A défaut pour la Caisse de démontrer que l’assurée a pu être considérée guérie ou consolidée avant le 23 mars 2014, terme du paiement des indemnités journalières (36 mois) elle est redevable desdites indemnités jusqu’à leur terme.
Sur la demande d’extension de paiement des indemnités journalières :
Madame E Z développe devant la Cour une demande tendant à se voir reconnaître une prolongation du service de l’indemnité journalière pour une nouvelle période maximum de 12 mois, au-delà des trois années contractuelles, soit jusqu’au 23 mars 2015.
La CARCDSF conclut à l’irrecevabilité de la demande nouvelle devant la Cour.
L’article 23 du statut prévoit qu’à l’expiration de la période de prestations de 36 mois si l’incapacité professionnelle permanente ou l’inaptitude ne sont pas reconnues par la commission d’inaptitude, cette dernière peut prolonger pour une nouvelle période maximum de 12 mois et à titre exceptionnel le service de l’indemnité journalière.
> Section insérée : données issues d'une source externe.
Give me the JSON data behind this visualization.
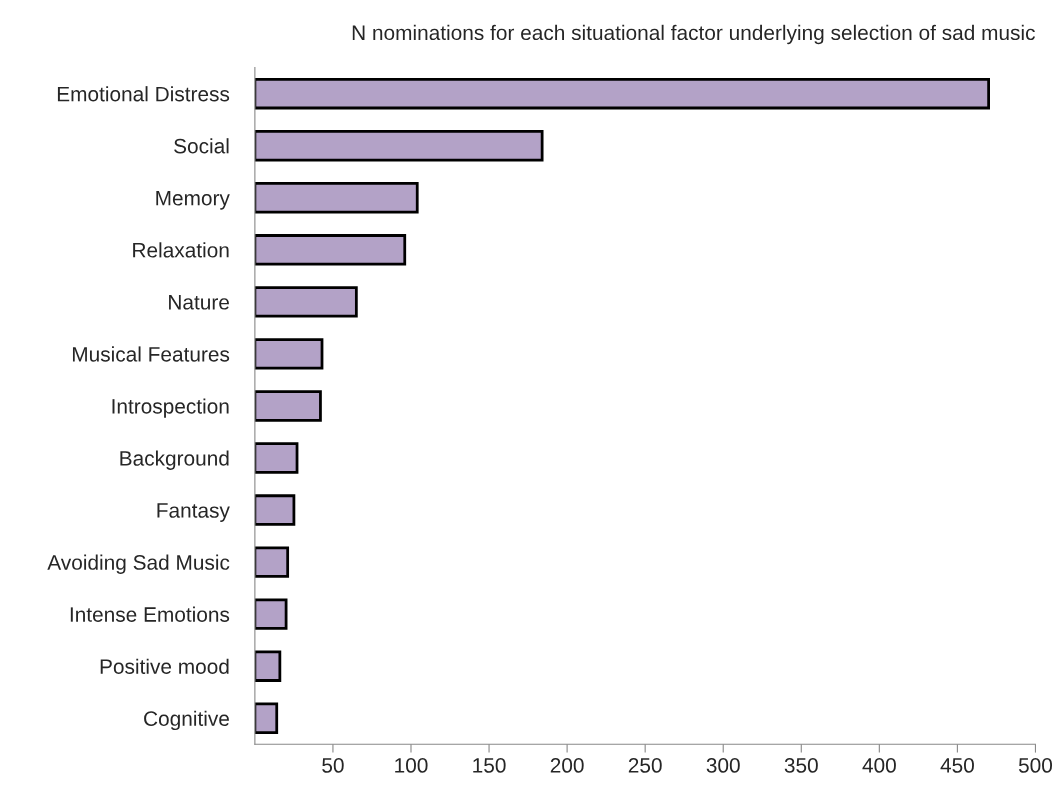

La demande telle que présentée devant la Cour est en tout état de cause irrecevable à défaut pour Madame E Z d’avoir saisi préalablement la commission d’inaptitude dans les conditions de l’article 23.
PAR CES MOTIFS
La Cour,
Statuant publiquement, contradictoirement, en matière de sécurité sociale et en dernier ressort,
Reçoit l’appel formé par la CARCDSF le 17 mars 2014,
Confirme le jugement du tribunal des affaires de sécurité sociale de Pau en date du 17 février 2014 en toutes ses dispositions,
Y ajoutant,
Dit que la CARCDSF devra régler les indemnités journalières jusqu’au terme contractuel le 23 mars 2014,
Déclare irrecevable la demande de prolongation du paiement des indemnités journalières fondée sur l’article 23 des statuts,
Dit n’y avoir lieu à statuer sur les dépens.
Arrêt signé par Madame THEATE, Présidente, et par Madame HAUGUEL, greffière, à laquelle la minute de la décision a été remise par le magistrat signataire.